Ao chegarmos a Lençol, ele tirou da mochila uma de suas batinas e uma sobrepeliz e entregou-me. Foi para buscá-las que ele havia voltado ao sairmos do seminário.

— Já que as roupas de coroinha não te servem, veste isto.

Eu cheguei a hesitar, mas não disse nada. Enquanto me vestia, imaginei-me enfiado naquela batina. Pena que não tinha um espelho para eu me contemplar naqueles trajes.

— Vê só: como te serviu direitinho! Estás até parecendo um noviço — exclamou e comentou o bom padre.

Lençol era uma comunidade cem por cento alemã. As orações do povo, puxadas pelo capelão do lugar simultaneamente às da missa, eram todas feitas em alemão. Até a homilia e os avisos finais foram em alemão. Eu me senti um estrangeiro. Não entendi patavina. A única palavra desta língua que eu sabia era “iá”. Mesmo que me chamassem de burro, ignorante, eu afirmaria com o meu iá.

E foi o que quase aconteceu depois da missa. O capelão aproximou-se, puxando conversa, e eu ia responder como sabia, mas o padre, vendo meu embaraço, falou sei lá o quê pro fulano que olhou-me com uma pitadinha de desprezo e deixou-me em paz.

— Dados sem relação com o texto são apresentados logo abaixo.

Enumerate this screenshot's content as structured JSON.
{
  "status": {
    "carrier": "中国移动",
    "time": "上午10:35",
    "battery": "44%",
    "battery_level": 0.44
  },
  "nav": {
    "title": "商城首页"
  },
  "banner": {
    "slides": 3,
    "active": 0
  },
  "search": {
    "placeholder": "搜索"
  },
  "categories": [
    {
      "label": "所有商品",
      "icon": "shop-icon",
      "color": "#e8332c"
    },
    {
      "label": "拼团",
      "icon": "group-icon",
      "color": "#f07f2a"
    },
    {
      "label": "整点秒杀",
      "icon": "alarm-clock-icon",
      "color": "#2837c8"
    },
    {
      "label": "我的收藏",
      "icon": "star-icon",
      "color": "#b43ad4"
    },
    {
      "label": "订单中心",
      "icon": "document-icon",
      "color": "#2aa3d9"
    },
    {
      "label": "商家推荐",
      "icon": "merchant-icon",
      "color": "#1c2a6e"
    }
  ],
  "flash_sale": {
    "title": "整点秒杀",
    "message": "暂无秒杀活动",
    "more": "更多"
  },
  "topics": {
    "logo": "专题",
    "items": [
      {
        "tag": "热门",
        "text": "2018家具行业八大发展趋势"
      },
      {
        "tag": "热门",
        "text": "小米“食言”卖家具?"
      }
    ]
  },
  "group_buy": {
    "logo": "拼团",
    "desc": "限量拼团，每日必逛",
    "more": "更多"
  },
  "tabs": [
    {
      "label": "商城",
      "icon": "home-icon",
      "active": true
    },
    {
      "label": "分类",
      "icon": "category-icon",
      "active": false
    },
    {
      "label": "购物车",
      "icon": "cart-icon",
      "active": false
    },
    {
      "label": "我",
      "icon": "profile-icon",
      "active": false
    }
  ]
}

Mas o pior estava por vir. Semanalmente eu acompanhava o Padre Tito a Lençol. Passei a coroinha oficial e único do lugar, embora cada vez recebesse do capelão e das demais pessoas aquele olhar de pouco caso. Jamais esquecerei minhas idas a Lençol. Mas do que eu mais me lembro e que ainda hoje me faz rir é do dia de Corpus Christi. Antes da missa houve procissão. Quando eu pensava que iria ficar sob o pálio, ao lado do padre, o safado mandou-me lá pra frente, pro meio da criançada a puxar rezas e cantos.

Fiquei meio sem-graça, mas fui. Pra quê! Puxei meu terço do bolso, agitei-o no ar, como a convidar as crianças a rezarem comigo, e entabulei um creio-em-deus-padre. A fedelhada toda prontamente continuou a reza, mas em alemão. E eu continuei ali no meio deles com cara de bobo. Mas eu não me dei por vencido não, e o terço continuou assim, bilingue, rezado em português e alemão.

Durante o primeiro mistério, eu pesquisei no meu repertório ou canto em honra a Jesus Sacramentado, escolhi o que julgava mais conhecido e no final das dez ave-marias entoei-o com todo vigor e confiança. A pirralhada, logo que reconheceu a melodia, acompanhou-me, mas da mesma forma – em alemão. E eu tive que calar a boca. Por sorte, a procissão foi curta, e eu saí do sufoco.

Na sacristia, depois das cerimônias, eu me desabafei ao padre.

— O senhor me botou numa sinuca durante a procissão, hein, Padre Tito!

— O quê? Qual sinuca?

— Mandou-me rezar com a molecada. Passei uma vergonha danada. — e expliquei o sucedido.

— Ah, rapaz, me perdoe. Eu esqueci que tu não falas alemão.

E rimos ambos a valer. Eu dos meus apuros, e ele imaginando a cena.